This was the response from the nursery worker to a young Jeffrey Banks when he expressed his desire to be a fashion designer in 1963. “That stuck in the back of my mind and I remember thinking, ‘I’m going to show her.’ My parents always made me believe I could do anything I want as long as I was willing to work hard for it.” While there were many other teenagers and children being watched over at the local daycare, their parents, Banks’s amongst them, had joined The March on Washington. It became the historical moment of Dr. Martin Luther King Jr.’s delivery of “I Have a Dream”. Banks’s childhood anecdote and its context in American history was the response to the question: “What was it like to be a Negro in fashion?”
Non-profit, Fashion For All (FFA), began New York Fashion Week presenting design legends, Stephen Burrows and Jeffrey Banks for a talk. Hosted by Phillip Lim, Banks and Burrows shared insight into their personal history and the courses of their successful careers. The retrospective included nostalgic memories dressing friends who didn’t see themselves reflected in fashion and cautionary advice that emphasized business sense for aspiring designers.
“Sometimes with art it takes years for people to appreciate and buy it. When you think of someone like Van Gogh who didn’t sell a single painting in his lifetime, I wanted to know what I was doing was right or wrong and I couldn’t wait until after I was dead.”
-- Jeffrey Banks
The conversation included some of fashion’s most historic moments such as Burrows work at the “Battle of Versailles”, a charity show that included designers such as Oscar de la Renta, Yves Saint Laurent, Halston, and Hubert de Givenchy. Burrows’s lifelong muse, Pat Cleveland would go on to describe the event “as friendship, reaching out our hand […] they (the French designers) needed something new”. Burrows on Versailles: “The French insisted that I was the only designer on the American side who was any good. They didn’t care who else was in it so long as I was there.”
Banks’s most engrossing stories were his experiences working for Ralph Lauren for most of college and upsetting him to focus on finishing his studies at The Fashion Institute of Technology (FIT) only to have Calvin Klein step in to hire Banks whenever he could spare the time. To no surprise, his place in American Fashion History extends beyond the personal stories to the conservation of fashion history. His newest book, Norell: Master of American Fashion debuted last week. Its accompanying exhibition is currently displayed through April at The Museum at FIT.

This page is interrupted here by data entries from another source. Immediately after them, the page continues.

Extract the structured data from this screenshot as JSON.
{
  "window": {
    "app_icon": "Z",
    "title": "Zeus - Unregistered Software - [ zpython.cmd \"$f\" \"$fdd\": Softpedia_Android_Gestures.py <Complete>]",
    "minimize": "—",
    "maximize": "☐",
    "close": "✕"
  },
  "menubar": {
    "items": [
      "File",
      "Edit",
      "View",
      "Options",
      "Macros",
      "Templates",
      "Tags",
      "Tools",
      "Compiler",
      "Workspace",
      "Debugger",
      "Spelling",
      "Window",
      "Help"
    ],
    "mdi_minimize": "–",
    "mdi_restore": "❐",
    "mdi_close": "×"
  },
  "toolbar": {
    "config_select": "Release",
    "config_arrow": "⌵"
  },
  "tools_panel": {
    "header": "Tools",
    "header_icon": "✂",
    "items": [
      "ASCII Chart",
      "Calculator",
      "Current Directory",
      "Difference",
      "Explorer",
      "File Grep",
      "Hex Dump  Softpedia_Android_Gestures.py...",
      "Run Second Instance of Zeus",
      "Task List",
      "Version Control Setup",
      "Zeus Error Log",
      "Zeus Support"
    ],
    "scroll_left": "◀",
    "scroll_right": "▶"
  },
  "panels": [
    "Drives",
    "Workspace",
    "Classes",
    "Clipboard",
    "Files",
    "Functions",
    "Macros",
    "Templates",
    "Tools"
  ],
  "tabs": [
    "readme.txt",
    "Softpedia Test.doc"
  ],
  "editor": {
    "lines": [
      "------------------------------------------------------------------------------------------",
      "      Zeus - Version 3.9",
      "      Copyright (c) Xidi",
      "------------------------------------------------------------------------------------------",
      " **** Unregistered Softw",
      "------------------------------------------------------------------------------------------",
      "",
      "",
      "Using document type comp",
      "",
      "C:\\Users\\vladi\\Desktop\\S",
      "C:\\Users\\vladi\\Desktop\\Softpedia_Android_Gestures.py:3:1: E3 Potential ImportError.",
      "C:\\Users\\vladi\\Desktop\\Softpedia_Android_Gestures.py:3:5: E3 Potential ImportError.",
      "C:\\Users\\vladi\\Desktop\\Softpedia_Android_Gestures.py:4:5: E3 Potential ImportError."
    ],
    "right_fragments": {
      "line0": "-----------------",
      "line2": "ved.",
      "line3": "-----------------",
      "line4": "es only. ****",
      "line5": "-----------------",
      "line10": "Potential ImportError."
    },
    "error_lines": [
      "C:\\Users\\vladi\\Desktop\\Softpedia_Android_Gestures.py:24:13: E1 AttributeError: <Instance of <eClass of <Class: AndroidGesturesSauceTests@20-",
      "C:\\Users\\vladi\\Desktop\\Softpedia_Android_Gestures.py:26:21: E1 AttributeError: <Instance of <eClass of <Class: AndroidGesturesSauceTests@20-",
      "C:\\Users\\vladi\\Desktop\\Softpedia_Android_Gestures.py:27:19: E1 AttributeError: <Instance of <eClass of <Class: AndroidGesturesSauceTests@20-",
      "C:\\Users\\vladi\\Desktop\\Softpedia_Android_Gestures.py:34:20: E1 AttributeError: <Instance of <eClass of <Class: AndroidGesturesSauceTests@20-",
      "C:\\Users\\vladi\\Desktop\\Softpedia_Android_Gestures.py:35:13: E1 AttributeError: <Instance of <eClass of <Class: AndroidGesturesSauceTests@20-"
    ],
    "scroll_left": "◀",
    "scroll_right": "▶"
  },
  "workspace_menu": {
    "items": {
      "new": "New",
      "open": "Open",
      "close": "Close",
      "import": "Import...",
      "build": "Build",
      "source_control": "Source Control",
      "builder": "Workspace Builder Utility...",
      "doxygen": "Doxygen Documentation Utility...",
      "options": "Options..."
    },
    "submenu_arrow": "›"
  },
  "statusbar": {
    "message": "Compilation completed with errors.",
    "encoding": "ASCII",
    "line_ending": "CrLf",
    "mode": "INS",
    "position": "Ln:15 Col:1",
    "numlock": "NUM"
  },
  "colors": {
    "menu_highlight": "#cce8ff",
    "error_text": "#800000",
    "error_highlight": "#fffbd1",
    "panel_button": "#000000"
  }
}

The struggles of the designers that came before empowers a new generation to come through and be celebrated. Pyer Moss’s Fall 2018 Collection struck a true All-American chord with his gospel presentation of Black models draped in stars and stripes. Another bright talent, womenswear designer Christopher John Rogers, dons pieces for Grammy-nominated SZA with Kendrick Lamar in their new music video, “All the Stars”, a track for Marvel’s blockbuster, Black Panther. It’s powerful visuals celebrate the beauty and creativity of Black Culture. Rogers work augments that celebration with original substance and depth. In the song, Lamar proclaims self-preservation saying, “I want the credit, if I’m losin’ or winnin’.” -- it’s a sentiment all too familiar in fashion.
Design theft has always been cleverly termed, “trickle across theory”, but it takes on a more offensive tone when used with no financial benefit for the cultural group the original belonged to. This is precisely why cultural appropriation should give the industry genuine pause for reform.
Ignorantly dismissing plight for profit shouldn’t feel comfortable. It’s uncomfortable to watch MLK’s words comfortably repackaged and sold at the Super Bowl to sell trucks. It’s uncomfortable to hear political rhetoric comfortably disparage the people of Africa. It’s uncomfortable to see the gravely brilliant satire, Get Out, comfortably snubbed into the laughable nomination as a comedy. It is uncomfortable when seemingly innocent sweatshirts are comfortably sold on children prompting an education on historical context to justify the public outrage. It is these lapses that feed fashion “whistleblowers” @dietprada to call out designers who casually throw the word “nigga” around and feel comfortable to post it to their Instagram. Politics may treat diversity like a passing trend from one admin to the next. However, the fashion industry will embarrass itself if it engages in clumsy (and obvious) window dressing, scripted apologies, and calculated promises to change.
Phillip Lim prefaced the retrospective of Stephen Burrows and Jeffrey Banks emphasizing being present and exercising “hindsight to have foresight”. Recounting our country's history with American Legends makes this moment in fashion feel especially poignant. It only seemed to augment Banks’s belief that “luxury is anything that saves time.” Last year Katharine Johnson had us touching the stars. Indeed, this year: “all the stars are closer”. No more dreaming necessary.